Google Gemini — BYOK Setup¶
Gemini is the cheapest of Engramia's first-party providers and offers
both LLM (gemini-2.5-flash / gemini-2.5-pro) and embeddings
(gemini-embedding-001) under one key. Default LLM model is
gemini-2.5-flash for cost reasons.
1. Create an API key in Google AI Studio¶
- Sign in at aistudio.google.com.
- Click Get API key → Create API key.
- Pick the Google Cloud project you want billing to land on
(Gemini API requires a billing-enabled project for paid models;
gemini-2.5-flashhas a generous free tier). - Copy the key. Gemini keys begin with
AIza.
Note: This guide is for the Gemini Developer API (AI Studio). Vertex AI Gemini uses a different auth flow (service account JSON + ADC) that Engramia does not currently support — vote for it on the roadmap if you need it.
2. Set up billing limits¶
- Cloud Console → Billing → Budgets & alerts.

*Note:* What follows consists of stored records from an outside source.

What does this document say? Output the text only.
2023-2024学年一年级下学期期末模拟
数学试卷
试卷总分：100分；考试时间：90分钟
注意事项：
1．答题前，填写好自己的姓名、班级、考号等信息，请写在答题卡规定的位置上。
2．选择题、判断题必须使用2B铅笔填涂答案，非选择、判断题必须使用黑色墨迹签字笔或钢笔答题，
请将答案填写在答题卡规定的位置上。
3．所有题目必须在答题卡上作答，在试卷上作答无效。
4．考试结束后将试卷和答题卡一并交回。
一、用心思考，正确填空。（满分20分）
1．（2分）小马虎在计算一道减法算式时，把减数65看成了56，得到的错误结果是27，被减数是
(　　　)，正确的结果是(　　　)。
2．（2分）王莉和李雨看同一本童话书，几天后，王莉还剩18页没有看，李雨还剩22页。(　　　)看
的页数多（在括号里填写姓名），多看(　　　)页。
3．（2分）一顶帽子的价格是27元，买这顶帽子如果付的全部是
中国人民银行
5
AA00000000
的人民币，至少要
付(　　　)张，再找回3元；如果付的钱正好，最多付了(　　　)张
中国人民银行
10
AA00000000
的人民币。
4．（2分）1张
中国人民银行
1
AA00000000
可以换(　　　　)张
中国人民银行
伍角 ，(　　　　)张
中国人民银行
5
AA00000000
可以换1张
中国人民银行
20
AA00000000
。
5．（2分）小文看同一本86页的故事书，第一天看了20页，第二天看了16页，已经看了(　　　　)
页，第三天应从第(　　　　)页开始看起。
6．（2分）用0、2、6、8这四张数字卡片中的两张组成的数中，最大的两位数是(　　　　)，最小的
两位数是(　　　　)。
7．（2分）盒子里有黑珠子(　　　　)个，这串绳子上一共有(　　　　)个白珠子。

- Create a monthly budget for the project.
- Set an alert at 50 %, 90 %, and 100 % of budget.
Google does not hard-stop API calls when a budget is exceeded — the budget is informational. To enforce a real cap, disable the API on the project temporarily; Engramia will see a 403 and fall back to demo mode.
3. Add the key in Engramia¶
In the dashboard:
- Settings → LLM Providers → Add provider.
- Provider: Google Gemini.
- Paste the key (starts with
AIza). - Default model: leave blank for
gemini-2.5-flash, or set: gemini-2.5-flash— default, cheapest, 1M-token contextgemini-2.5-pro— premium, best for complex reasoninggemini-flash-lite— even cheaper for high-volumeeval- Click Validate & save. Engramia pings the Gemini SDK
(
models.list) with a 5-second timeout.
REST equivalent:
curl -X POST https://api.engramia.dev/v1/credentials \
-H "Authorization: Bearer engramia-prod-..." \
-H "Content-Type: application/json" \
-d '{
"provider": "gemini",
"purpose": "both",
"api_key": "AIza...",
"default_model": "gemini-2.5-flash",
"default_embed_model": "gemini-embedding-001"
}'
4. Embedding dimensionality note¶
The default gemini-embedding-001 model produces 3072-dim vectors
— much larger than OpenAI's text-embedding-3-small (1536-dim).
Engramia's pgvector schema fixes the dimension at HNSW DDL time, so
switching from another embedding model to Gemini requires reindexing
the embedding column. See embedding-reindex.md
for the procedure (Pro+ tier).
If you are starting fresh, Gemini embeddings are perfectly fine. If you already have patterns indexed with OpenAI 1536-dim embeddings, either:
- Stick with an OpenAI embedding credential (set
purpose=embeddingon the OpenAI row,purpose=llmon the Gemini row), or - Run the reindex and accept the disk cost (~2× storage for embeddings).
5. Per-role routing (Business tier)¶
curl -X PATCH https://api.engramia.dev/v1/credentials/{id} \
-H "Authorization: Bearer engramia-prod-..." \
-H "Content-Type: application/json" \
-d '{
"role_models": {
"eval": "gemini-flash-lite",
"evolve": "gemini-2.5-pro",
"default": "gemini-2.5-flash"
}
}'
Troubleshooting¶
400 category=auth_failed
: Either the key is wrong or the Gemini API isn't enabled on the
underlying Google Cloud project. Check
Cloud Console → APIs & Services → Library → Generative Language API
→ Enable.
400 category=unreachable
: AI Studio occasionally rate-limits the models.list ping during
region failovers. Wait a minute and retry.
Embeddings dimensions mismatch (recall returns 500) : You changed the embedding provider without reindexing. See the warning in step 4 and run embedding-reindex.md.
MAX_TOKENS errors in eval
: Gemini 2.5 Flash has an 8k output token default in the SDK; raise
it explicitly via default_model settings if your eval prompts
routinely exceed that. Engramia caps at 4096 by default, which is
enough for a structured eval JSON response.